I look to these books for certain things: excellent, extensive fight scenes, kick-ass women of all types, a sweet touch of respectful romance, and in the case of the Valkyrie books specifically, some adorable Pugs of Destruction. I do not, however, look for great stakes and surprises, because the formula dictates certain things. In each book, there shall be one (1) task, which shall be outlined at the beginning of the book, and which shall be accomplished by the end. (This is book nineteen in the Dragon’s Gift universe, so I don’t expect to see variation on this any time soon.) It’s the particulars of the trials encountered and the details of the inevitable battle scenes that vary. This time, despite the foregone conclusion, things were cut close enough to the wire that I felt genuine tension. It was delightful! Some of the traps and pitfalls the sisters and their allies encounter are daunting indeed, and it became difficult to imagine them succeeding.

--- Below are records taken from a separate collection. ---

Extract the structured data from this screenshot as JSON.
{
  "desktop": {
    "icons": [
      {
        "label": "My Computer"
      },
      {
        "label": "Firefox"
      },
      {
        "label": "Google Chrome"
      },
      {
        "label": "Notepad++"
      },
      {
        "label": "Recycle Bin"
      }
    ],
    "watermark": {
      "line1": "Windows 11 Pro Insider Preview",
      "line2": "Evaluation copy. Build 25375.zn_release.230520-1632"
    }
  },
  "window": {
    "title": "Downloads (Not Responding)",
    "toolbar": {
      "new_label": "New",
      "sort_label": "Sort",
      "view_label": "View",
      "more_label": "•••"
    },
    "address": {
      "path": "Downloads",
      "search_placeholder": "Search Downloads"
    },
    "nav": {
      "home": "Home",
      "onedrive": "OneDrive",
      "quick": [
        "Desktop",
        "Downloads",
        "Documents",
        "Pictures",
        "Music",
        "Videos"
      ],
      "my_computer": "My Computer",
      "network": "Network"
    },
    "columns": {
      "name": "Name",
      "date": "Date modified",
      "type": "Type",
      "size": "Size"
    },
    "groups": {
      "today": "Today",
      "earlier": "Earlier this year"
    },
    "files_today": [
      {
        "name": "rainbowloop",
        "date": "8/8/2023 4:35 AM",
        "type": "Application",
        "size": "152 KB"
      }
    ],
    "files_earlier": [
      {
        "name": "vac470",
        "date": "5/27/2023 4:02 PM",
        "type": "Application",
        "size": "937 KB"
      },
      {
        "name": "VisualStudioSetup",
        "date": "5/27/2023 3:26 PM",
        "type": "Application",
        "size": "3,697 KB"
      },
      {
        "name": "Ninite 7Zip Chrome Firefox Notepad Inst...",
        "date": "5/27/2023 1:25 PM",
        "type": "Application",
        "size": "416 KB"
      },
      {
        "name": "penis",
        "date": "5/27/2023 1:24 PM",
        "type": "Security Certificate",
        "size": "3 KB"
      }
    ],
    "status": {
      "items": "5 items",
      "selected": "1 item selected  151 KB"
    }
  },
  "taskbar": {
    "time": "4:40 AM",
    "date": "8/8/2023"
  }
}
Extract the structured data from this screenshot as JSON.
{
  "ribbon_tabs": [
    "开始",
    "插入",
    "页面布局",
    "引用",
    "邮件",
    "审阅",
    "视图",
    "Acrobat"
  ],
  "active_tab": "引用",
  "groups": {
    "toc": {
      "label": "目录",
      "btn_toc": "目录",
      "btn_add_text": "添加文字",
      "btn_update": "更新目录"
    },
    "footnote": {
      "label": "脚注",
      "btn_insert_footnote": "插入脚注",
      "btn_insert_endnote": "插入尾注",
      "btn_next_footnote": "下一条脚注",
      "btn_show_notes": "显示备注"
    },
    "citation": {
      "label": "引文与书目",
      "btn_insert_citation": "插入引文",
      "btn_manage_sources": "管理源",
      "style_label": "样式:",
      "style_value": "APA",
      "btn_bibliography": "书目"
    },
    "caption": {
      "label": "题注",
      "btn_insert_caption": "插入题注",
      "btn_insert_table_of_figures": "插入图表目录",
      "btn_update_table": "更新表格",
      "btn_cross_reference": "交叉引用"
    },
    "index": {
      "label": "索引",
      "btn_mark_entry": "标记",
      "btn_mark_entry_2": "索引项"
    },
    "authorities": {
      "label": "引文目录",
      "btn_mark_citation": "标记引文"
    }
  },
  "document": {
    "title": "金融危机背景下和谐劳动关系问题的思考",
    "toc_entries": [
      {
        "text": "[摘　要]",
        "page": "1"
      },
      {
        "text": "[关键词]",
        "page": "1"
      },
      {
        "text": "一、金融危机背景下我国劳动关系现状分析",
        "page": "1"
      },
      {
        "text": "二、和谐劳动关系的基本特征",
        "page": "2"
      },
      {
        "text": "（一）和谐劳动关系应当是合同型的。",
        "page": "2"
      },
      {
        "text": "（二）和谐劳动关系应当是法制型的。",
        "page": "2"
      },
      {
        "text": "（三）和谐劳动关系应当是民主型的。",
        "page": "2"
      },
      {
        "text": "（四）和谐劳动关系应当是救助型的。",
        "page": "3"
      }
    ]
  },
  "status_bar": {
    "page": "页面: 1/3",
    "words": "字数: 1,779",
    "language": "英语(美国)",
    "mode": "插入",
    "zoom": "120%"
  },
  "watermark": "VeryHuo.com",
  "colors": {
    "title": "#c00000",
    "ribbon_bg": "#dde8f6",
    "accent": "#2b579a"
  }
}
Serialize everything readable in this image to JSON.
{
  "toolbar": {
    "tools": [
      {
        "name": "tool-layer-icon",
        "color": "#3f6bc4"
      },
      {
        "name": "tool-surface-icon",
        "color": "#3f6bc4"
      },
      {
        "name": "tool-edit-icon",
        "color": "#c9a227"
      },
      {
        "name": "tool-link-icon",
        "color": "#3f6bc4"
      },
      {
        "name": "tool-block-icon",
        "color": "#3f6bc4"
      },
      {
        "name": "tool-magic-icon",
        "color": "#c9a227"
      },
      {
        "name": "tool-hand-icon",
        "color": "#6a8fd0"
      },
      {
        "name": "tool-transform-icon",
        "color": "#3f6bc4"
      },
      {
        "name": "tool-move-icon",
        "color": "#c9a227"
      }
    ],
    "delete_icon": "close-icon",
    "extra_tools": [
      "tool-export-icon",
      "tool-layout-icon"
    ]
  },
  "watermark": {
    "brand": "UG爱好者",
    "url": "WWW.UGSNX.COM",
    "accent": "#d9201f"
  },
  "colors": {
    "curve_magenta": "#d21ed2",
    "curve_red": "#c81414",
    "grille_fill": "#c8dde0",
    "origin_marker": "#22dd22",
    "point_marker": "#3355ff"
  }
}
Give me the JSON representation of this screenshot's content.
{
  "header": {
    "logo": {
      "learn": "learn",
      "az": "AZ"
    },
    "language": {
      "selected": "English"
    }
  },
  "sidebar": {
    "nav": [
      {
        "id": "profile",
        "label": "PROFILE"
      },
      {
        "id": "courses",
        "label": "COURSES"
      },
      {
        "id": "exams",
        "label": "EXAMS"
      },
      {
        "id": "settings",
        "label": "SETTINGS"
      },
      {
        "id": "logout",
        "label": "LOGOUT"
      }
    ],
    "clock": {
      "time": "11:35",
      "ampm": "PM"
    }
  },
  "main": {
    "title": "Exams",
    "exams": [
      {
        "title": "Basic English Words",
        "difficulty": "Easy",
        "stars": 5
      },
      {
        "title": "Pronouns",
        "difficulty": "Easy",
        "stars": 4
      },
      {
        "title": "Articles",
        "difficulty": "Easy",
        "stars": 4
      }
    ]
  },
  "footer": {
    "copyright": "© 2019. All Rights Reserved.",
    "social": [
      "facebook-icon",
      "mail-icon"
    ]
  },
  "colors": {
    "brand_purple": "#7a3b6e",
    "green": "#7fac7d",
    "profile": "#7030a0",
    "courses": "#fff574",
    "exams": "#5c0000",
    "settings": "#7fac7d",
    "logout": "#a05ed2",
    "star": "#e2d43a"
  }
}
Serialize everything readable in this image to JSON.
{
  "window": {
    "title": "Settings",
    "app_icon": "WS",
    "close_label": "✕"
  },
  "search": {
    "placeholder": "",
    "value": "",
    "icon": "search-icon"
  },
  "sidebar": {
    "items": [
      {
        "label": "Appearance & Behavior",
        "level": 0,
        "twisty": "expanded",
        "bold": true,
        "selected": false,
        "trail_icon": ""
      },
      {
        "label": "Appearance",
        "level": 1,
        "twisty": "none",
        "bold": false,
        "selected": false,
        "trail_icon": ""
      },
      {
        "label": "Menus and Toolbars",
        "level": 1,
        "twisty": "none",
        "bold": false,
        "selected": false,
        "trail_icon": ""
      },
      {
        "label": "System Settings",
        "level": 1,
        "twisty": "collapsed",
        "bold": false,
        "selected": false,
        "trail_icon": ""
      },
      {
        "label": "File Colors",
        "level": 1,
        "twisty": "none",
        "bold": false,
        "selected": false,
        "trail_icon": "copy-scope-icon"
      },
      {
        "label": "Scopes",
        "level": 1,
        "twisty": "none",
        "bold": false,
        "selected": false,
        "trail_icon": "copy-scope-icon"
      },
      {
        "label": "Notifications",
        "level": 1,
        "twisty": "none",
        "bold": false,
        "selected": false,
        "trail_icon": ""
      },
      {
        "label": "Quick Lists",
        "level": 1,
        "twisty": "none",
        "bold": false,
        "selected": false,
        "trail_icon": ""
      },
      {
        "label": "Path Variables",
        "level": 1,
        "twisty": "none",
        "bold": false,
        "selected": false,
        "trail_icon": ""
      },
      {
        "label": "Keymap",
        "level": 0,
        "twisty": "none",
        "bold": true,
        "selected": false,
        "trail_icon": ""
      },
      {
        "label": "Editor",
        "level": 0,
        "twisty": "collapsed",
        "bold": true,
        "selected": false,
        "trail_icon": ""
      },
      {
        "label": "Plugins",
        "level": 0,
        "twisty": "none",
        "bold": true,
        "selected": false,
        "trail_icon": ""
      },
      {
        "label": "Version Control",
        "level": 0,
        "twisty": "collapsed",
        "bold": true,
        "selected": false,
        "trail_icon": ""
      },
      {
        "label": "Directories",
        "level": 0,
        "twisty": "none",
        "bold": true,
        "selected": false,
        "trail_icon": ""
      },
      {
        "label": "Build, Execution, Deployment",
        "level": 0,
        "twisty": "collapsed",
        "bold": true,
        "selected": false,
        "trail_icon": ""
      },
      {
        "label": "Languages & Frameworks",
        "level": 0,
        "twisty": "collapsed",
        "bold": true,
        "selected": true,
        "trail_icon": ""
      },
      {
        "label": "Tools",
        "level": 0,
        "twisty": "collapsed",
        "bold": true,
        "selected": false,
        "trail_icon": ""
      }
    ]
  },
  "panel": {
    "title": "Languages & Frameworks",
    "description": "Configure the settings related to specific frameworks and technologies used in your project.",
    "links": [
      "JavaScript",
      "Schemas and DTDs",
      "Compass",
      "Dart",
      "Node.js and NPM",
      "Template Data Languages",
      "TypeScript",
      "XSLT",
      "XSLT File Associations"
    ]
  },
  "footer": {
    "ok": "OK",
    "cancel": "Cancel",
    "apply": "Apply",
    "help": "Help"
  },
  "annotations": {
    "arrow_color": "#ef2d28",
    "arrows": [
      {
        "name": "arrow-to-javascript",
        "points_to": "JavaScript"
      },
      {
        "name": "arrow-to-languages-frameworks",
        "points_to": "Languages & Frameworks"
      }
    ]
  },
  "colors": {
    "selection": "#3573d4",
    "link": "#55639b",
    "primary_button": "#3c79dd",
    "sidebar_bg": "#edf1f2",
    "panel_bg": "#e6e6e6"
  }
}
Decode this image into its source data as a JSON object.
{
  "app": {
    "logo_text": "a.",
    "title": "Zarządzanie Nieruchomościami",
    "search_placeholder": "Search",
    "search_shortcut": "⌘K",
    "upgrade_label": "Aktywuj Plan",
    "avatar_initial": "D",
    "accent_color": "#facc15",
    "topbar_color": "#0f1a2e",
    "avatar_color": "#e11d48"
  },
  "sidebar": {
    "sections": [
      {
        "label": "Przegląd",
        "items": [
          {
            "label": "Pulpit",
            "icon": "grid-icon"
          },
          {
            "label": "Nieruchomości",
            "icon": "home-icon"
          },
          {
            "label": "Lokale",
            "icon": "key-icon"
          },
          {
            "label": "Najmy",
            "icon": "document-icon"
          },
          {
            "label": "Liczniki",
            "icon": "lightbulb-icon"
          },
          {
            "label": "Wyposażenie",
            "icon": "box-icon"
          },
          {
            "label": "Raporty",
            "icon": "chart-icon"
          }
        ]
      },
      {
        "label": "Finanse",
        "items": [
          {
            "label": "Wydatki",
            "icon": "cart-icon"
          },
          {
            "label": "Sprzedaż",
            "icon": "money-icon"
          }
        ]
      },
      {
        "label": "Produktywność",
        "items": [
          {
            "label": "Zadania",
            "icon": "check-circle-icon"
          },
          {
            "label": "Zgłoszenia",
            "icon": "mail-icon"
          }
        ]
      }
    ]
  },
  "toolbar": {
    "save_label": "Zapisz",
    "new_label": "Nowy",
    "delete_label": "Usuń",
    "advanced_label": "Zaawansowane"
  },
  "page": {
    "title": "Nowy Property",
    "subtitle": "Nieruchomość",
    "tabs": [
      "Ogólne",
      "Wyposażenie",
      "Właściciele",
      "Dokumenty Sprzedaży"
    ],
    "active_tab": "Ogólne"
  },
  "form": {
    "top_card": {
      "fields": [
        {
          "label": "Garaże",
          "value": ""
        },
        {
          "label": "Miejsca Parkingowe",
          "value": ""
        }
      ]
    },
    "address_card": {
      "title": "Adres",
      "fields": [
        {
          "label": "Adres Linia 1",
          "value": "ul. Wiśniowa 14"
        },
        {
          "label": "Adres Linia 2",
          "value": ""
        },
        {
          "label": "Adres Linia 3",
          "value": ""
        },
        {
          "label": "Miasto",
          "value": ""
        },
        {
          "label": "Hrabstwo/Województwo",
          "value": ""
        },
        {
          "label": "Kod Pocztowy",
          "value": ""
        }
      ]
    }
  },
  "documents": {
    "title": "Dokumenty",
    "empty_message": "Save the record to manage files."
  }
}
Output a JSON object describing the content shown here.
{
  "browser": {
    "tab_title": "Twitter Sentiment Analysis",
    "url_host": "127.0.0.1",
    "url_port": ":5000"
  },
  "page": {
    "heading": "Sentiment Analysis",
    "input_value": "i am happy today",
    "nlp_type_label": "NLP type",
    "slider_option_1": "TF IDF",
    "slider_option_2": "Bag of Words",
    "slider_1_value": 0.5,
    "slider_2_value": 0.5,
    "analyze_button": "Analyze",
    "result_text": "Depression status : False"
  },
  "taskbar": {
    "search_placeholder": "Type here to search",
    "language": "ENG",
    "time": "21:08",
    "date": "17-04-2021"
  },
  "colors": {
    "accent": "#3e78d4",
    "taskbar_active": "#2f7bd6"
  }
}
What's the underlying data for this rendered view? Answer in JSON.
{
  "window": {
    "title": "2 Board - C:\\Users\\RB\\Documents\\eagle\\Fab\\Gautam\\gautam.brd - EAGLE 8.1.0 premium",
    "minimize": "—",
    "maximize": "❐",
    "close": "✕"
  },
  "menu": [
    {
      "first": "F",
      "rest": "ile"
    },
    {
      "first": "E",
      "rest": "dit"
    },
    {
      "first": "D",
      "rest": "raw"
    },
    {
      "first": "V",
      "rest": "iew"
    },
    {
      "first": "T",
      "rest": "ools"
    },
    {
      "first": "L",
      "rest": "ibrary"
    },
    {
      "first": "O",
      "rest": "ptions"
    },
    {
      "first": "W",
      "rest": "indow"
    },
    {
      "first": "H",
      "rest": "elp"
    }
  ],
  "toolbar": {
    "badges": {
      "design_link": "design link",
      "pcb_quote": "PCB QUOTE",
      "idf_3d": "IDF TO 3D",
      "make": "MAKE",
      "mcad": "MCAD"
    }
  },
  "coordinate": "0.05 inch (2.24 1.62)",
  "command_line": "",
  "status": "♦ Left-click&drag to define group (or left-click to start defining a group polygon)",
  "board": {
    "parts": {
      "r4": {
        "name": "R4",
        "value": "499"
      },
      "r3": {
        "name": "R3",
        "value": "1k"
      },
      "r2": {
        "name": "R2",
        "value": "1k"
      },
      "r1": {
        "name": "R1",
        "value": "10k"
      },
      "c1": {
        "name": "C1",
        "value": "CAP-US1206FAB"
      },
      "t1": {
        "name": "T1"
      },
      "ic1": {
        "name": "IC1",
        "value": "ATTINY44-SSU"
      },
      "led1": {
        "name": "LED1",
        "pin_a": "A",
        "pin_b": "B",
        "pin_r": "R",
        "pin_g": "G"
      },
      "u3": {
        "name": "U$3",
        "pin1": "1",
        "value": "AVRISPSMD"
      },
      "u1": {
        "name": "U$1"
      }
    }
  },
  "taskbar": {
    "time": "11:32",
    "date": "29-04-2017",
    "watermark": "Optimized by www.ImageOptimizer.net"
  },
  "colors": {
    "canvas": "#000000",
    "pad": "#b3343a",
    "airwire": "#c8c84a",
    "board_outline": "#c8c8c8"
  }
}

At the beginning of Attack by Magic, Bree can fly but can no longer cast any sort of ranged attack magic. I know I’ve griped before that there’s no reason why none of the characters in these books use guns, but that has never been more true than it is here. Until she gains new ranged offensive magic, there’s nothing she can do from a distance except throw a dagger, which shouldn’t be nearly as effective. And since she can fly, she should want to take advantage of all the ranged firepower she can get. It’s a minor thing, but it’s like that pebble in your shoe that just won’t stop pinching.
Overall I really enjoyed this book. It’s about time we got to see more of Rowan, who disappeared roughly five years earlier. I can’t wait to see what she’s like in the next book.